Evaluation and Translation of Point of Need Molecular Diagnostics for Transboundary, Emerging and Zoonotic Infectious Agents
Kansas State University
PI: Jessie Trujillo
Co-PI: Igor Morozov
07/01/2013 – 06/30/2016
The overall goal of this research project is the development and validation of Point of Need (PON) molecular diagnostic assays using a portable PCR device for emergency use in the field for rapid detection and differentiation of Food and Mouth Disease virus (FMDV), Rift Valley Fever virus (RVFV), and Classical Swine Fever virus (CSFV). Additionally, this project will establish a consortium of national and international collaborators and end users to employ a five-stage evaluation/translational pipeline for the development and validation of future field deployable diagnostics devices. This pipeline is necessary of the success of this project to insure expectation of performance of emergency deployable PCR.
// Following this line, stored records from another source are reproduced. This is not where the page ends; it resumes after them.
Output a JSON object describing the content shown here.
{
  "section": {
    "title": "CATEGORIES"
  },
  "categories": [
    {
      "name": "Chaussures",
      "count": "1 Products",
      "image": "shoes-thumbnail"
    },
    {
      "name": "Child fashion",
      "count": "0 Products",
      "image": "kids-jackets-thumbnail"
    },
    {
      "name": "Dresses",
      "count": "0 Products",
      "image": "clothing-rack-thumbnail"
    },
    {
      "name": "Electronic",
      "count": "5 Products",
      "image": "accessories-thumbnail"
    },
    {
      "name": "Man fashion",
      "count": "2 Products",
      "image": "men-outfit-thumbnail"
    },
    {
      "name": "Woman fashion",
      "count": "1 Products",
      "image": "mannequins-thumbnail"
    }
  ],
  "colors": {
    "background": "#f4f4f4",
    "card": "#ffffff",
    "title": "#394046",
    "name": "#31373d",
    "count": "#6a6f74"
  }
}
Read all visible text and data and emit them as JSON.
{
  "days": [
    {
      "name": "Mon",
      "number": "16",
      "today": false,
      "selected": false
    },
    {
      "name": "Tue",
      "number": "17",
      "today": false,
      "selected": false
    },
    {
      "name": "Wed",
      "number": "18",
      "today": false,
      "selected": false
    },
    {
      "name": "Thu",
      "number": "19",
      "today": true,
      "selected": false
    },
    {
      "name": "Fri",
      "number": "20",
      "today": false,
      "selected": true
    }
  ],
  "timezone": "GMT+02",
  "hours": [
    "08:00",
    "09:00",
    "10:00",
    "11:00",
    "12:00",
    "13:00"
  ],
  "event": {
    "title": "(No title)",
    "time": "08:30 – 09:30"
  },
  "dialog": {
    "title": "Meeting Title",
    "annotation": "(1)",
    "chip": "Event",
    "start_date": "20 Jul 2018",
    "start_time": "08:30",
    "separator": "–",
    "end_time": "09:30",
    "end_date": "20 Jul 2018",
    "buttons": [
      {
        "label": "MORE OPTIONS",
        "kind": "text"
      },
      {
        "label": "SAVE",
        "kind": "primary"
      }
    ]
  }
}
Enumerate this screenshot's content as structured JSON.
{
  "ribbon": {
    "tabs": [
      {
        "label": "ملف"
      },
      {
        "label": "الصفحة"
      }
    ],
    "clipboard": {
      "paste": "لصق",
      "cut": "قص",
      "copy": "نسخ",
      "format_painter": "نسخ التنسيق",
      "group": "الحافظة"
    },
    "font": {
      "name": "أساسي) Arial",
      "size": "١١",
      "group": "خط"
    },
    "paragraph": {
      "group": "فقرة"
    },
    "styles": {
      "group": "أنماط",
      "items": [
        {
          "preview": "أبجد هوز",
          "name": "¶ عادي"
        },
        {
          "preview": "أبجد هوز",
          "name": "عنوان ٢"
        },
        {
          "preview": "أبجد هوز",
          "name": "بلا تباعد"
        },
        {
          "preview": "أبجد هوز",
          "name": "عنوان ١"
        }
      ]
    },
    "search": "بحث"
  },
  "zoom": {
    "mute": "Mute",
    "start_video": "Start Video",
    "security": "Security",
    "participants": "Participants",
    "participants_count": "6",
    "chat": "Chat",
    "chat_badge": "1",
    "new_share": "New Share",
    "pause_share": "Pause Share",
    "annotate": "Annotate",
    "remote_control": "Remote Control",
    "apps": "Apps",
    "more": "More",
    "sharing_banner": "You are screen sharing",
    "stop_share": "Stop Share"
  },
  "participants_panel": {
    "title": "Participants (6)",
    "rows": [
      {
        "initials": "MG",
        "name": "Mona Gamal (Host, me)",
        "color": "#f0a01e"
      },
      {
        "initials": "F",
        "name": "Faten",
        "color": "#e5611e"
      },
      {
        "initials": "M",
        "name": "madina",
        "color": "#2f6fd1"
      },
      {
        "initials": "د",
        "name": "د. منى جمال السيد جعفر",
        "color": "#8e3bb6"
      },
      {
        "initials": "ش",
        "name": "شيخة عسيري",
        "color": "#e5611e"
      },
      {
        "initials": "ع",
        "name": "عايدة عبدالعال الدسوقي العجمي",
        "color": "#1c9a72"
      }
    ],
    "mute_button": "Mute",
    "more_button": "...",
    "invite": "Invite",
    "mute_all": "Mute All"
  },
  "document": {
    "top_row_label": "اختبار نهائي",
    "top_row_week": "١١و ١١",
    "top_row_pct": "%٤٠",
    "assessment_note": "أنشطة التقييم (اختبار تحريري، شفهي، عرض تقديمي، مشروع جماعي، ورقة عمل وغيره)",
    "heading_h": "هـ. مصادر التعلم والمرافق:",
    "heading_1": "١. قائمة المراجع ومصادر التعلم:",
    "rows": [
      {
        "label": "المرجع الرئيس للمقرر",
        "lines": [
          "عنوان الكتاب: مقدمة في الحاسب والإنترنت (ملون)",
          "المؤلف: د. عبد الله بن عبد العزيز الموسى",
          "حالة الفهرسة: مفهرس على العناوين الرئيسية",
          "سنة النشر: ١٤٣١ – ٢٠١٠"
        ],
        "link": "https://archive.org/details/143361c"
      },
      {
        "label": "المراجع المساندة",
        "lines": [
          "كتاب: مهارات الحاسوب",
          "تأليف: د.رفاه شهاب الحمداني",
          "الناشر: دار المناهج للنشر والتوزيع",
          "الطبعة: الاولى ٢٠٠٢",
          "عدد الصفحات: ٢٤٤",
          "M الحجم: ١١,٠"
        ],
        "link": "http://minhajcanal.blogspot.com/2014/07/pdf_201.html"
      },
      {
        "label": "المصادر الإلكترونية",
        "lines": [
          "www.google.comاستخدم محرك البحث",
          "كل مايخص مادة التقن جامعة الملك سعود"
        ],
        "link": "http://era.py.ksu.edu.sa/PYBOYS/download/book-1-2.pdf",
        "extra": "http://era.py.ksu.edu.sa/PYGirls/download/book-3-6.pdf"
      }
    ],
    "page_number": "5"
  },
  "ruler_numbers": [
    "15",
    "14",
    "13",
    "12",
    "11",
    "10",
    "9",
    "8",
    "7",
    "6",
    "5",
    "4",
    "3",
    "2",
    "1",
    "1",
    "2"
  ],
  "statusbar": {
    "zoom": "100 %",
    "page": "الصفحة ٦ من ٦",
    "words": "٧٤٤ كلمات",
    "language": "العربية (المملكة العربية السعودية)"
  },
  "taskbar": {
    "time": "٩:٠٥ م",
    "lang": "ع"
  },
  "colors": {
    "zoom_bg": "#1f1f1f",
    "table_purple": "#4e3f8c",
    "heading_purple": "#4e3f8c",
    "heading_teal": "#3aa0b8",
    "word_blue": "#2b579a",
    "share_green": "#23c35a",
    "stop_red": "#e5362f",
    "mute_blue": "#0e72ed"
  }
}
Pathogen Detection and Discovery
Columbia University PI: Ian Lipkin
Columbia University Co-PI: Thomas Briese
South Dakota State University Co-PI: Jane Christopher-Hennings
Kansas State University Co-PI: Richard Hesse
07/01/2010 – 06/30/2016
The Pathogen Detection and Discovery project will provide DHS and related agencies with state-of-the-art multiplex detection technologies for pathogen surveillance and discovery to protect US agriculture against high consequence foreign, emerging, and/or zoonotic disease threats through rapid detection and identification of foreign, new, and even synthetic agents. The Pathogen Detection and Discovery theme specifically addresses one of the four areas outlined in the Homeland Security Presidential Directive with three main objectives: I) deliver highly multiplexed MassTag PCR assays to enhance laboratory surveillance and diagnostic capabilities, II) optimize and advance metagenomic high-throughput sequencing approaches for pathogen discovery in idiopathic disease conditions or in high-consequence, emerging and/or zoonotic disease events, and III) build high-throughput immunological assays for demonstration of an adaptive immune response to newly discovered agents and thus rapidly assessing active infection and potential pathogenicity, and the prevalence of infection with such agents. Such assays can be also applied for known pathogens to segregate immunized animals based on a Differentiating Infected from Vaccinated Animals (DIVA) approach. Rapid, sensitive and accurate detection of threat agents is a key component of protecting US agriculture against foreign, emerging and/or zoonotic diseases. Delivery of rapid multiplex PCR detection assays capable of diagnosing threat agents as well as agents relevant in their differential diagnosis, will aid this goal. The project will also provide a valuable resource by maintaining and expanding the Kansas State Veterinary Diagnostic Lab (KSVDL) Infectious Agent Bank to support diagnostics development with reference materials, and to allow retrospective studies with which to determine when newly identified agents began to circulate in US livestock populations. Note: This project leverages other funding sources to support this work.